Lire que la pleine conscience serait une manière d’être en relation avec sa propre expérience est édifiant : tout converge vers un indigeste salmigondis où quelque mot sanskrit affectera de conférer quelque profondeur à cet horrible galimatias tout juste bon pour quelques bonimenteurs de foire d'automne prompts à vanter leur camelote devant un aréopage de badauds gogos ivres d'emphases.

Laissons cela, cette intempérance passera comme toutes les logorrhées.

Car derrière d'autres questions

La morale : qui ?

Quand j'essaie de comprendre mon agacement devant ce qui continue à me paraître usurpation, je dois bien en même temps concéder n'avoir pas de réponse à la question : qui est le plus compétent pour parler de morale ou de sagesse ?

Sans doute la question est-elle intimement liée à la conception que l'on se fait de celle-ci :

Tout est là, posé sur la table ! Considérer la morale, la valeur, et donc aussi l'épanouissement, la conscience etc, tous ces termes galvaudés par les modèles managériaux, comme un simple outil de gestion coordonnée des intérêts.
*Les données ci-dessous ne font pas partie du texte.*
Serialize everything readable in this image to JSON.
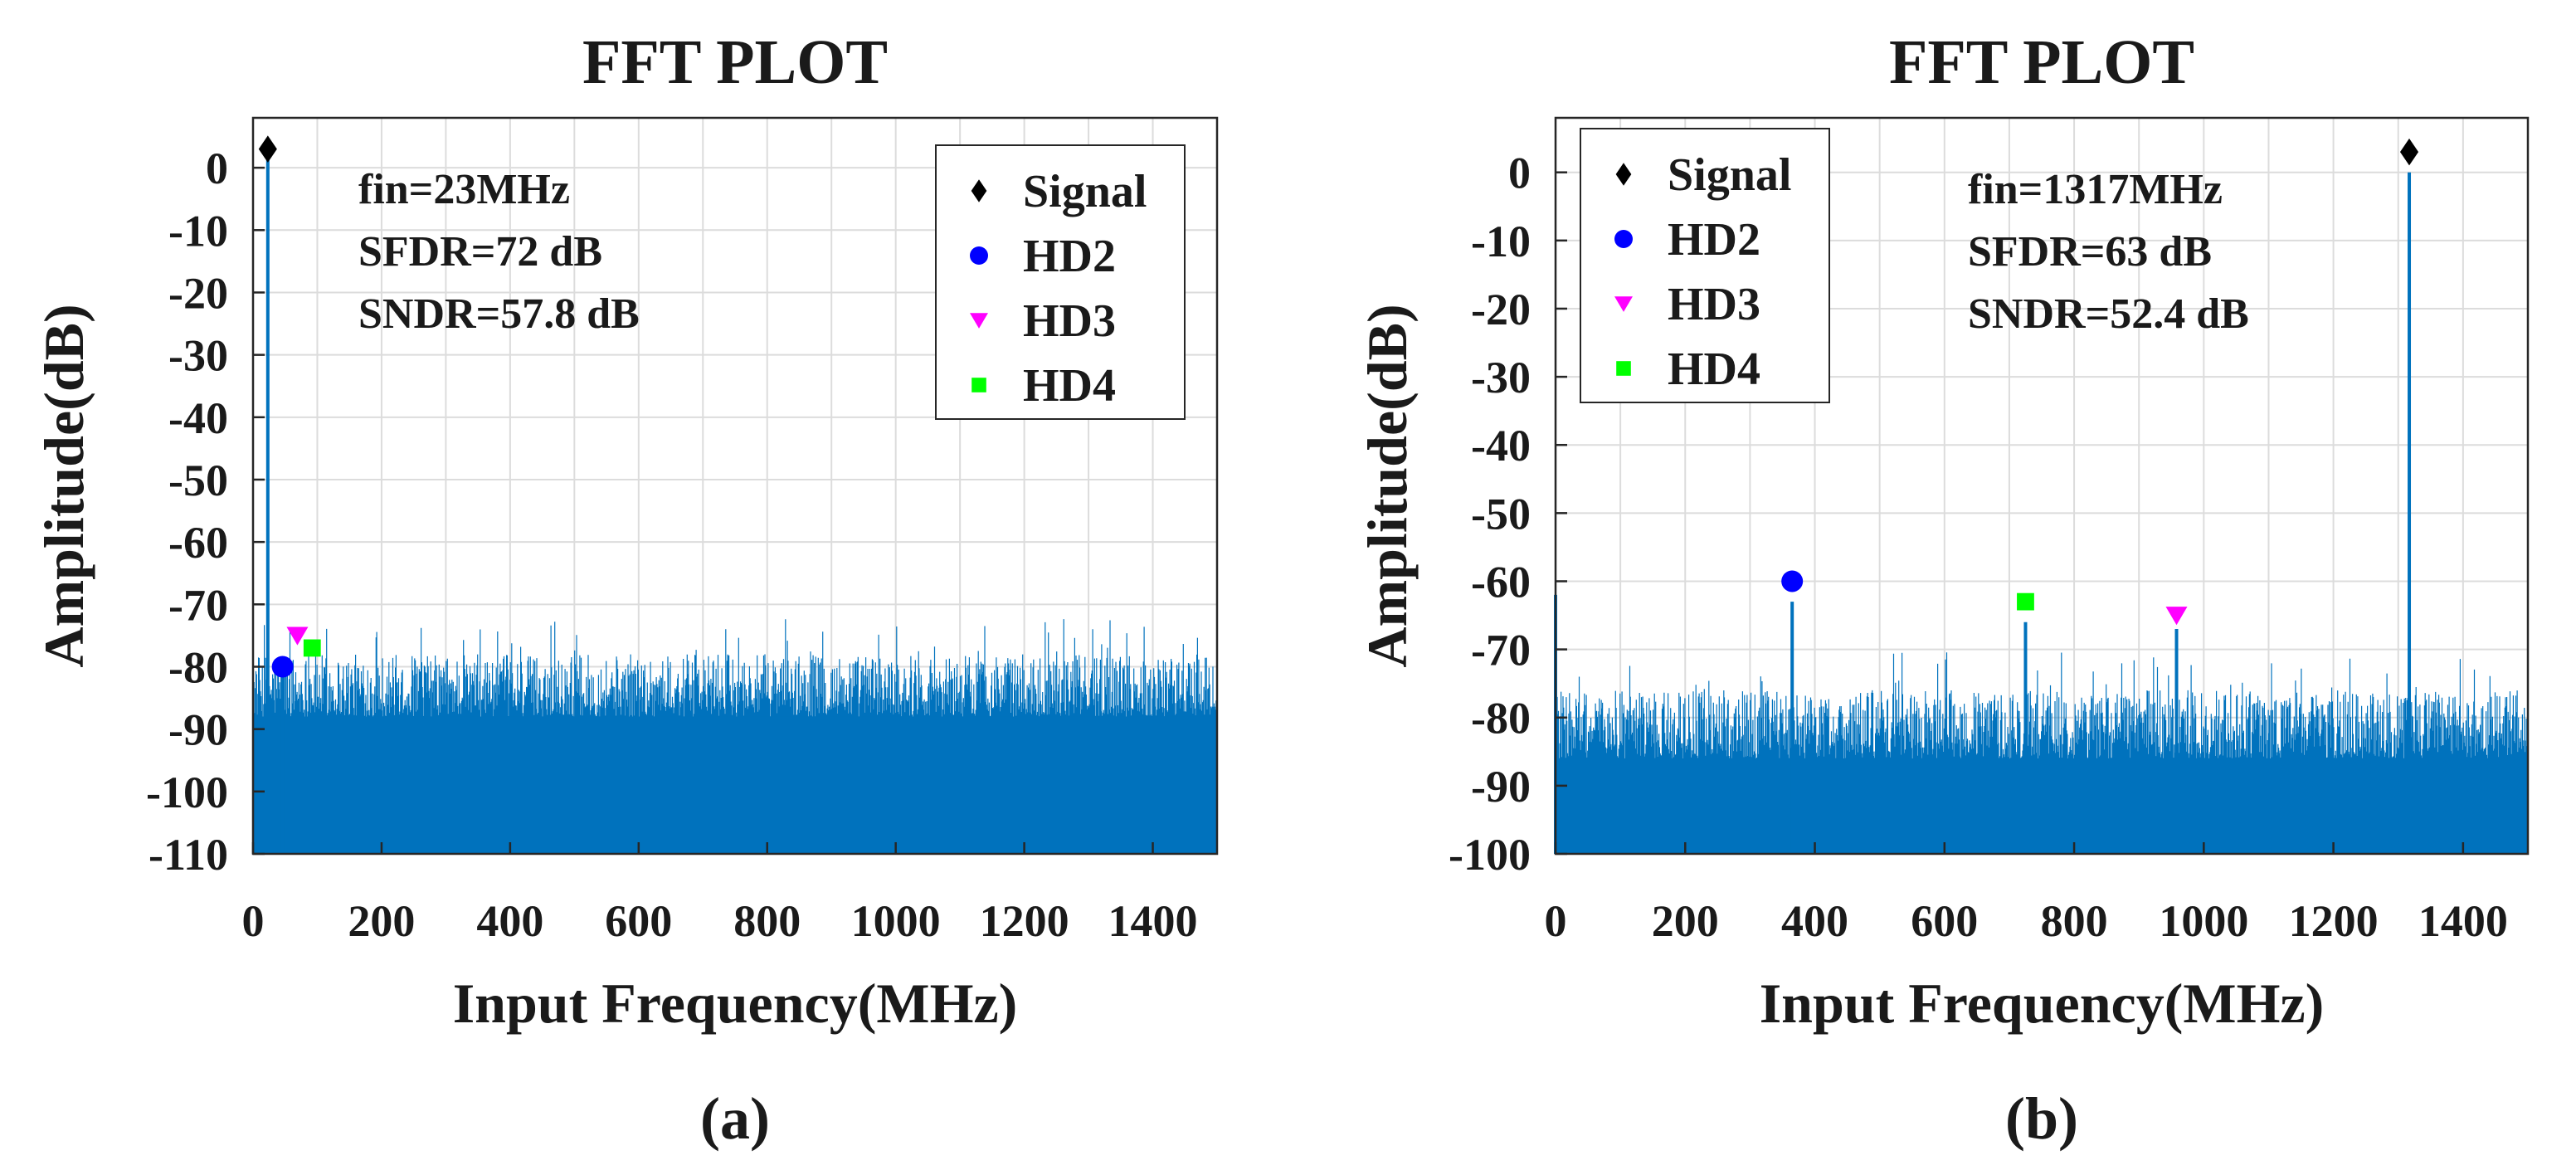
{
  "chart_data": [
    {
      "type": "line",
      "panel_label": "(a)",
      "title": "FFT PLOT",
      "xlabel": "Input Frequency(MHz)",
      "ylabel": "Amplitude(dB)",
      "xlim": [
        0,
        1500
      ],
      "ylim": [
        -110,
        8
      ],
      "xticks": [
        0,
        200,
        400,
        600,
        800,
        1000,
        1200,
        1400
      ],
      "xtick_labels": [
        "0",
        "200",
        "400",
        "600",
        "800",
        "1000",
        "1200",
        "1400"
      ],
      "yticks": [
        0,
        -10,
        -20,
        -30,
        -40,
        -50,
        -60,
        -70,
        -80,
        -90,
        -100,
        -110
      ],
      "ytick_labels": [
        "0",
        "-10",
        "-20",
        "-30",
        "-40",
        "-50",
        "-60",
        "-70",
        "-80",
        "-90",
        "-100",
        "-110"
      ],
      "grid": true,
      "color": "#0072bd",
      "noise_floor": {
        "min_db": -110,
        "typical_top_db": [
          -88,
          -78
        ],
        "max_db": -72
      },
      "tones": [
        {
          "x": 23,
          "y": 3
        },
        {
          "x": 46,
          "y": -80
        }
      ],
      "annotations": [
        "fin=23MHz",
        "SFDR=72 dB",
        "SNDR=57.8 dB"
      ],
      "legend": {
        "position": "top-right",
        "entries": [
          {
            "label": "Signal",
            "marker": "diamond",
            "color": "#000000"
          },
          {
            "label": "HD2",
            "marker": "circle",
            "color": "#0000ff"
          },
          {
            "label": "HD3",
            "marker": "triangle-down",
            "color": "#ff00ff"
          },
          {
            "label": "HD4",
            "marker": "square",
            "color": "#00ff00"
          }
        ]
      },
      "markers": [
        {
          "name": "Signal",
          "x": 23,
          "y": 3
        },
        {
          "name": "HD2",
          "x": 46,
          "y": -80
        },
        {
          "name": "HD3",
          "x": 69,
          "y": -75
        },
        {
          "name": "HD4",
          "x": 92,
          "y": -77
        }
      ]
    },
    {
      "type": "line",
      "panel_label": "(b)",
      "title": "FFT PLOT",
      "xlabel": "Input Frequency(MHz)",
      "ylabel": "Amplitude(dB)",
      "xlim": [
        0,
        1500
      ],
      "ylim": [
        -100,
        8
      ],
      "xticks": [
        0,
        200,
        400,
        600,
        800,
        1000,
        1200,
        1400
      ],
      "xtick_labels": [
        "0",
        "200",
        "400",
        "600",
        "800",
        "1000",
        "1200",
        "1400"
      ],
      "yticks": [
        0,
        -10,
        -20,
        -30,
        -40,
        -50,
        -60,
        -70,
        -80,
        -90,
        -100
      ],
      "ytick_labels": [
        "0",
        "-10",
        "-20",
        "-30",
        "-40",
        "-50",
        "-60",
        "-70",
        "-80",
        "-90",
        "-100"
      ],
      "grid": true,
      "color": "#0072bd",
      "noise_floor": {
        "min_db": -100,
        "typical_top_db": [
          -86,
          -76
        ],
        "max_db": -70
      },
      "tones": [
        {
          "x": 0,
          "y": -62
        },
        {
          "x": 365,
          "y": -63
        },
        {
          "x": 725,
          "y": -66
        },
        {
          "x": 958,
          "y": -67
        },
        {
          "x": 1317,
          "y": 0
        }
      ],
      "annotations": [
        "fin=1317MHz",
        "SFDR=63 dB",
        "SNDR=52.4 dB"
      ],
      "legend": {
        "position": "top-left",
        "entries": [
          {
            "label": "Signal",
            "marker": "diamond",
            "color": "#000000"
          },
          {
            "label": "HD2",
            "marker": "circle",
            "color": "#0000ff"
          },
          {
            "label": "HD3",
            "marker": "triangle-down",
            "color": "#ff00ff"
          },
          {
            "label": "HD4",
            "marker": "square",
            "color": "#00ff00"
          }
        ]
      },
      "markers": [
        {
          "name": "Signal",
          "x": 1317,
          "y": 3
        },
        {
          "name": "HD2",
          "x": 365,
          "y": -60
        },
        {
          "name": "HD3",
          "x": 958,
          "y": -65
        },
        {
          "name": "HD4",
          "x": 725,
          "y": -63
        }
      ]
    }
  ]
}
Ce qui se niche là dessous, comme derrière l'utilitarisme qui le sous-tend, c'est non pas tenter de rendre l'homme vertueux, mais tâcher seulement à ce que ses actes semblent l'être par l'injonction de l'intérêt bien calculé, bien entendu. En réalité, cette gouvernance dont rêvent ces sycophantes de la vertu participe moins du gouvernement des hommes que de la saine gestion des choses. Dit autrement, à une réification délibérée de l'humain, tout juste travestie d'humanisme new-age …

Mais alors qui ?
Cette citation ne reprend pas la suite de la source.